Special Master’s Report and Recommendation at 22. Huh! I’m trying to discern the critically important differences… and failing miserably. This sounds like nonsense to me – distinctions without a difference.
The Special Master did not stop there. He also found that Intel also waived work product protection with respect to non-core work product. The Special Master distinguished core from non-core work product:
Core or opinion work-product encompasses the mental impressions, conclusions, opinion or legal theories of an attorney or other representative of a party concerning the litigation," and is "generally afford near absolute protection from discovery. Non-core work-product or fact work-product contains raw factual information.
Special Master’s Report and Recommendation at 24 (citations omitted). The Special Master found that the core work product is not so intertwined with fact information that the entirety of the interviews should be treated as core. The facts can be easily separated from any core work product.

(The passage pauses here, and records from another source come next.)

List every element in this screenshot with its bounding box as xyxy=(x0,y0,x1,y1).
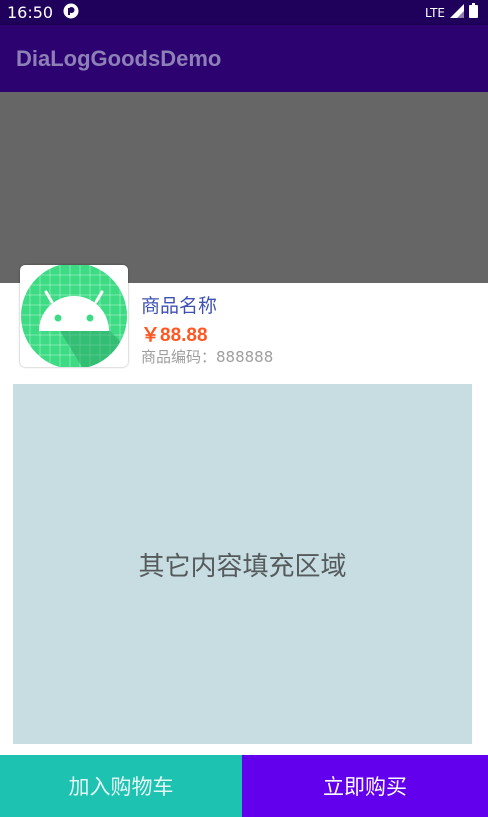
signal-icon xyxy=(450,3,464,22)
status-bar: 16:50 LTE xyxy=(0,0,488,25)
battery-icon xyxy=(469,3,478,22)
content-placeholder: 其它内容填充区域 xyxy=(138,551,347,582)
app-title: DiaLogGoodsDemo xyxy=(16,45,222,71)
status-right: LTE xyxy=(425,3,478,22)
status-time: 16:50 xyxy=(7,3,54,22)
goods-code: 商品编码：888888 xyxy=(141,348,274,366)
android-icon xyxy=(20,265,128,367)
circle-notification-icon xyxy=(63,3,79,23)
add-to-cart-button[interactable]: 加入购物车 xyxy=(0,755,242,817)
dialog-scrim[interactable] xyxy=(0,92,488,283)
goods-price: ￥88.88 xyxy=(141,325,208,346)
product-image xyxy=(20,265,128,367)
app-bar: DiaLogGoodsDemo xyxy=(0,25,488,92)
status-left: 16:50 xyxy=(7,3,79,23)
network-type: LTE xyxy=(425,5,445,20)
buy-now-button[interactable]: 立即购买 xyxy=(242,755,488,817)
content-fill-area: 其它内容填充区域 xyxy=(13,384,472,744)
goods-name: 商品名称 xyxy=(141,295,218,317)
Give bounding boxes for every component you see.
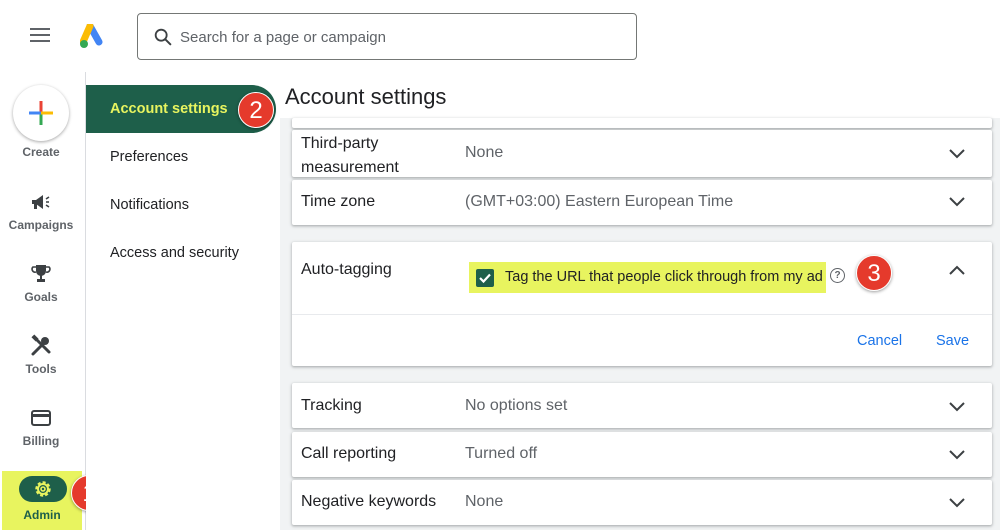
setting-call-reporting[interactable]: Call reporting Turned off (292, 432, 992, 477)
page-title: Account settings (285, 84, 447, 110)
search-input[interactable] (180, 26, 620, 48)
chevron-down-icon[interactable] (948, 196, 966, 208)
megaphone-icon (32, 195, 50, 209)
rail-item-admin[interactable]: Admin (2, 471, 82, 530)
top-bar (0, 0, 1000, 72)
create-button[interactable] (13, 85, 69, 141)
subnav-item-access-security[interactable]: Access and security (86, 229, 280, 277)
setting-value: Turned off (465, 445, 538, 462)
chevron-up-icon[interactable] (948, 264, 966, 276)
setting-label-line2: measurement (301, 159, 399, 176)
step-3-badge: 3 (856, 255, 892, 291)
rail-item-campaigns[interactable]: Campaigns (0, 190, 84, 254)
setting-label: Third-party measurement (301, 132, 399, 180)
rail-label-admin: Admin (23, 508, 61, 522)
chevron-down-icon[interactable] (948, 401, 966, 413)
google-ads-logo-icon[interactable] (80, 24, 108, 50)
search-icon (154, 28, 172, 46)
auto-tagging-checkbox-label[interactable]: Tag the URL that people click through fr… (505, 269, 823, 285)
search-box[interactable] (137, 13, 637, 60)
admin-active-pill (19, 476, 67, 502)
setting-value: (GMT+03:00) Eastern European Time (465, 193, 734, 210)
rail-item-billing[interactable]: Billing (0, 406, 84, 470)
step-2-badge: 2 (238, 92, 274, 128)
chevron-down-icon[interactable] (948, 449, 966, 461)
credit-card-icon (31, 410, 51, 426)
setting-label: Negative keywords (301, 493, 437, 510)
subnav-item-notifications[interactable]: Notifications (86, 181, 280, 229)
chevron-down-icon[interactable] (948, 497, 966, 509)
settings-subnav: Account settings Preferences Notificatio… (86, 72, 280, 530)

The Special Master went on to determine that disclosure to an adversary waives the protection. Frankly, I’m not exactly sure what he meant by that statement, but his attitude was clear when he characterized Intel’s behavior. It could have left AMD to conduct “protracted world¬wide preservation depositions.” It did not. “Rather it
trumpeted its willingness to have AMD, the Class Plaintiffs and the Court informed as to fact work-product gathered and provided “a detailed written description of the information provided by each custodian [to Weil] during the interviews.” Actually, I was under the impression that AMD had insisted on this course of conduct and Intel had agreed to a joint stipulated Order. I guess they trumpeted their agreement.
In this portion of his Report & Recommendation, the Special Master again relied upon the decision in
Westinghouse. In Westinghouse, however, the court was considering whether waiver occurred when the actual report was disclosed to an adversary. Here the underlying facts were disclosed. I see a difference. The Special Master did not. The Westinghouse court stated, “the standard for waiving the work-product doctrine should be no more stringent than the standard for waiving the attorney-client privilege.” Disclosure of underlying facts does not waive the attorney-client privilege, at least in most cases. The opacity of this Report & Recommendation is not helpful.
Finally, the Special Master held that had the motion been filed under Rule 26(b)(3)(A)(ii), Fed. R. Civ. P., arguing substantial need and undue hardship, the motion would have been granted. He noted that it was possible to separate the core work product, containing mental impressions, opinions, conclusions, and legal theories, from the non-core work product, containing merely facts. The Special Master concluded that AMD and the Class Plaintiffs should not be saddled with the prospect of deposing over 1,000 custodians, nor can it be forced to settle for something less in the form of a sampling of the custodian pool.
One cannot help but sense that the last portion of this Report & Recommendation really gets to the heart of the problem. Dealing with more than 1,000 custodians in the context of an ancillary issue in the case was just too much to ask AMD and the Class Plaintiffs to do. The Special Master found a way around the problem, and in the process simply ignored settled law regarding the attorney-client privilege.